Nēnē-nui Temporal range: Early Holocene

Scientific classification
- Kingdom: Animalia
- Phylum: Chordata
- Class: Aves
- Order: Anseriformes
- Family: Anatidae
- Genus: Branta
- Species: †B. hylobadistes
- Binomial name: †Branta hylobadistes Olson & James, 1991

= Nēnē-nui =

- Genus: Branta
- Species: hylobadistes
- Authority: Olson & James, 1991

Extinct species of bird

The nēnē-nui (Hawaiian: "great nēnē") or wood-walking goose (translation of scientific name Branta hylobadistes) is an extinct species of goose that once inhabited Maui and possibly (or closely related species) Kauaʻi, Oʻahu and perhaps Molokaʻi in the Hawaiian Islands. It is known from a large number of subfossil bones (several thousand bones from many dozens of individuals) found in Holocene cave sediments.

==Evolution==
The nēnē-nui (along with the nēnē and the extinct giant Hawaii goose) evolved from the Canada goose which migrated to the islands near the start of the Holocene period, and adapted to the Pacific's tropical environment. This evolution is evidenced from both genetic similarities and outward appearances. An example of this is that Canada geese have black necks, whereas the surviving nēnē are similar in that they have the sides and front of their necks buff-colored with dark furrows. Scientists have also concluded that the two major reasons for this evolution were the loss of migration as well as the change in habitat, which eventually led to the goose's change in wingspan and change in the depth of their skulls and bills.

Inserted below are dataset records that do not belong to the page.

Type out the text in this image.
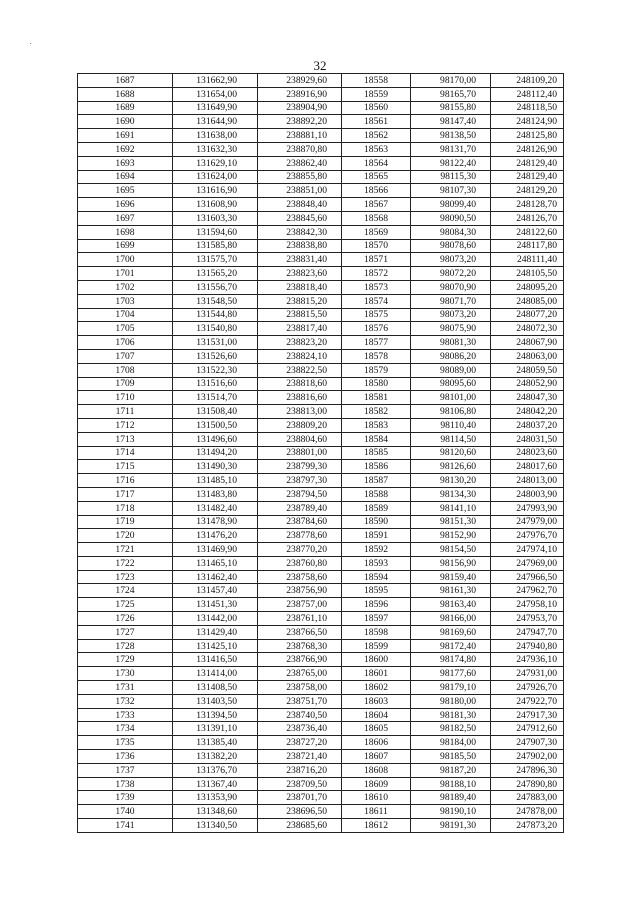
32
1687	131662,90	238929,60	18558	98170,00	248109,20
1688	131654,00	238916,90	18559	98165,70	248112,40
1689	131649,90	238904,90	18560	98155,80	248118,50
1690	131644,90	238892,20	18561	98147,40	248124,90
1691	131638,00	238881,10	18562	98138,50	248125,80
1692	131632,30	238870,80	18563	98131,70	248126,90
1693	131629,10	238862,40	18564	98122,40	248129,40
1694	131624,00	238855,80	18565	98115,30	248129,40
1695	131616,90	238851,00	18566	98107,30	248129,20
1696	131608,90	238848,40	18567	98099,40	248128,70
1697	131603,30	238845,60	18568	98090,50	248126,70
1698	131594,60	238842,30	18569	98084,30	248122,60
1699	131585,80	238838,80	18570	98078,60	248117,80
1700	131575,70	238831,40	18571	98073,20	248111,40
1701	131565,20	238823,60	18572	98072,20	248105,50
1702	131556,70	238818,40	18573	98070,90	248095,20
1703	131548,50	238815,20	18574	98071,70	248085,00
1704	131544,80	238815,50	18575	98073,20	248077,20
1705	131540,80	238817,40	18576	98075,90	248072,30
1706	131531,00	238823,20	18577	98081,30	248067,90
1707	131526,60	238824,10	18578	98086,20	248063,00
1708	131522,30	238822,50	18579	98089,00	248059,50
1709	131516,60	238818,60	18580	98095,60	248052,90
1710	131514,70	238816,60	18581	98101,00	248047,30
1711	131508,40	238813,00	18582	98106,80	248042,20
1712	131500,50	238809,20	18583	98110,40	248037,20
1713	131496,60	238804,60	18584	98114,50	248031,50
1714	131494,20	238801,00	18585	98120,60	248023,60
1715	131490,30	238799,30	18586	98126,60	248017,60
1716	131485,10	238797,30	18587	98130,20	248013,00
1717	131483,80	238794,50	18588	98134,30	248003,90
1718	131482,40	238789,40	18589	98141,10	247993,90
1719	131478,90	238784,60	18590	98151,30	247979,00
1720	131476,20	238778,60	18591	98152,90	247976,70
1721	131469,90	238770,20	18592	98154,50	247974,10
1722	131465,10	238760,80	18593	98156,90	247969,00
1723	131462,40	238758,60	18594	98159,40	247966,50
1724	131457,40	238756,90	18595	98161,30	247962,70
1725	131451,30	238757,00	18596	98163,40	247958,10
1726	131442,00	238761,10	18597	98166,00	247953,70
1727	131429,40	238766,50	18598	98169,60	247947,70
1728	131425,10	238768,30	18599	98172,40	247940,80
1729	131416,50	238766,90	18600	98174,80	247936,10
1730	131414,00	238765,00	18601	98177,60	247931,00
1731	131408,50	238758,00	18602	98179,10	247926,70
1732	131403,50	238751,70	18603	98180,00	247922,70
1733	131394,50	238740,50	18604	98181,30	247917,30
1734	131391,10	238736,40	18605	98182,50	247912,60
1735	131385,40	238727,20	18606	98184,00	247907,30
1736	131382,20	238721,40	18607	98185,50	247902,00
1737	131376,70	238716,20	18608	98187,20	247896,30
1738	131367,40	238709,50	18609	98188,10	247890,80
1739	131353,90	238701,70	18610	98189,40	247883,00
1740	131348,60	238696,50	18611	98190,10	247878,00
1741	131340,50	238685,60	18612	98191,30	247873,20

Of course, the appearance of the nēnē-nui in life is unknown, but it can be assumed to have been similar to its extant relative, as the Branta geese share most plumage characteristics. The chief differences to the nēnē were that it was usually about 5% larger, while the bones of the flight apparatus were reduced in length by about the same amount. There was, however, much variation in size of the wing bones and the bird itself; some small specimens had much reduced wings.

At the time of its extinction, the nēnē-nui was in an intermediary stage of the evolution towards flightlessness: the extensive material suggests that, in the same population, the entire span of individuals with diminished or marginal flight capacity to flightless individuals with markedly reduced wings had been present. Thus far, the nēnē-nui is the only species in which the process of becoming flightless is documented by actual paleontological evidence, rather than just the end result. It can be conjectured that the reproductive isolation between the nēnē-nui and the nēnē was not entirely complete, allowing for the introgression of nēnē alleles (the surviving species still is a strong flyer, but no longer capable of long-range migration) and sustaining the intermediate state for longer than usual.

A single skeleton of a similar bird has been found on Kauaʻi, and many more on Oʻahu; the latter seem to be intermediate between the nēnē-nui and the nēnē. As the relationships of these forms have not been determined, they are not formally assigned to B. hylobadistes. No material of this species has been found on Molokaʻi; however, the locations where extinct bird bones have been found on that island are in the arid zone and hence it would be unlikely to expect bones of a waterfowl to turn up in such locations.

==Extinction==
In a manner similar to that which occurred on other Pacific islands during the time (the Holocene period), the nēnē-nui (as well as most of its relatives and the local ducks, such as the Moa-nalo) became extinct soon after human settlement of the Hawaiian Islands.